Psalm 80 marshals similar imagery. The shepherd of Israel leads the flock of the people out of Egypt and clears the ground for planting them in fertile soil (verses 1-2, 8-12). Yet an unrepentant people forsake care of God’s vineyard. Neglect is the antithesis of responsible guardianship. Irresponsible stewards forsake salvation and receive hard judgment. Therefore, guardians must be alert to matters that threaten the planter’s purposes.

Jesus reminds the crowds that his coming was to bring judgment, not tranquility.
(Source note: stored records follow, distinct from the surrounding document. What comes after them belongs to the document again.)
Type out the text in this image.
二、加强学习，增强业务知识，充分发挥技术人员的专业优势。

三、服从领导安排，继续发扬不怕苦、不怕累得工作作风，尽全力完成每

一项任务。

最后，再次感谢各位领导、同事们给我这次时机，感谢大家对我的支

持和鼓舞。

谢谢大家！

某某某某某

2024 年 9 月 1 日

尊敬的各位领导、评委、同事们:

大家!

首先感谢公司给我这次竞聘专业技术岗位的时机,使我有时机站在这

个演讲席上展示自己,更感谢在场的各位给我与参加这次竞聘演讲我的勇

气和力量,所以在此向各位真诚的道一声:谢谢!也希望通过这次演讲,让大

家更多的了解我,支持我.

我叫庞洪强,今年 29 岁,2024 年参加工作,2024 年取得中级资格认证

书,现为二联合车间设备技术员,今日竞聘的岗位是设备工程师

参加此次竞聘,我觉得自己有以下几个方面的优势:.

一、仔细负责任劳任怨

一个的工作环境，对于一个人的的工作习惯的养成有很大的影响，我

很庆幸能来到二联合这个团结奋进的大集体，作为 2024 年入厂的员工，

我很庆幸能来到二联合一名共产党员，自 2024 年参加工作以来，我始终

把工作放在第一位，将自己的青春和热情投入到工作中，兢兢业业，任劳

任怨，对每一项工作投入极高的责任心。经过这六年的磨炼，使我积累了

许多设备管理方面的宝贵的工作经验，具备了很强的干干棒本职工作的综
If they dwell on what’s here today and gone tomorrow and remain spiritually clueless, then they know nothing about divine ecology, nothing about understanding God’s life-giving purposes (Luke 12). To haphazard meteorologists, Jesus says: “When you see a cloud rising in the west, you immediately say, ‘It is going to rain’; and so, it happens. And when you see the south wind blowing, you say, ‘There will be scorching heat,’ and it happens. You hypocrites!”

This throat-clearing rebuke heard by the crowd beckons Christians to confront a truth many do not intend to accept as fact: that we live in a world that supports growth, even the growth of evil and suffering born of myriad forms of spiritual hypocrisy. And if you think Jesus came to bring peace in the face of hypocrisy, Jesus says, “No, I tell you, I do justice by division.”

August 25
An Inherent Dignity

Jeremiah 1:4-10; Psalm 71:1-6; Hebrews 12:18-29; Luke 13:10-17

CAN YOU IMAGINE God saying to you in childhood, as to Jeremiah, “you will overthrow kingdoms, uproot evil, and tear down walls” (1:10)? That sounds intimidating, right? Appointed during King Josiah’s reign, this 7th-century prophet receives God’s commission to be a herald. Babylon has emerged as a new threat to Judah. The northern kingdom has been captured following the destruction of the temple. Mass deportations of artisans, sentinels, and aristocrats are underway. And to boot, flanking Judah’s southern border is the old nemesis, Egypt.

Jeremiah emerges from the womb into this charged political environment to receive his ordination papers. No one wants the work of convincing unrepentant monarchs that their tightly held belief in divine protection might be revocable. At least for Jeremiah, God says reassuringly, “Do not be afraid of them, for I am with you to deliver you” (1:8). The work to which Jeremiah is called is scandalous. The prophet will have to face the daily reminders that the social environment in which he was formed is religiously and politically poisoned.

At the heart of Jeremiah’s vocation is the work of helping his kinspeople to critically examine the merits of their deeply embedded faith claims. The work of dislodging deeply embedded beliefs about racial and ethnic superiority, for example, in a society that has enthroned whiteness is far more formidable a challenge than nurturing a baby from speechlessness to adulthood to see the inherent dignity and worth of all people. How can we be saved from the sham of shame?

Jesus had no problem breaking shameful custom to heal a woman who had endured a debilitating condition for 18 years. Not unlike the spiritual fistfights into which Jeremiah would later be called, Jesus meets the religious gatekeepers who exalt protection of tradition over human life with shaming words: “You hypocrites!” Let us not earn the same label.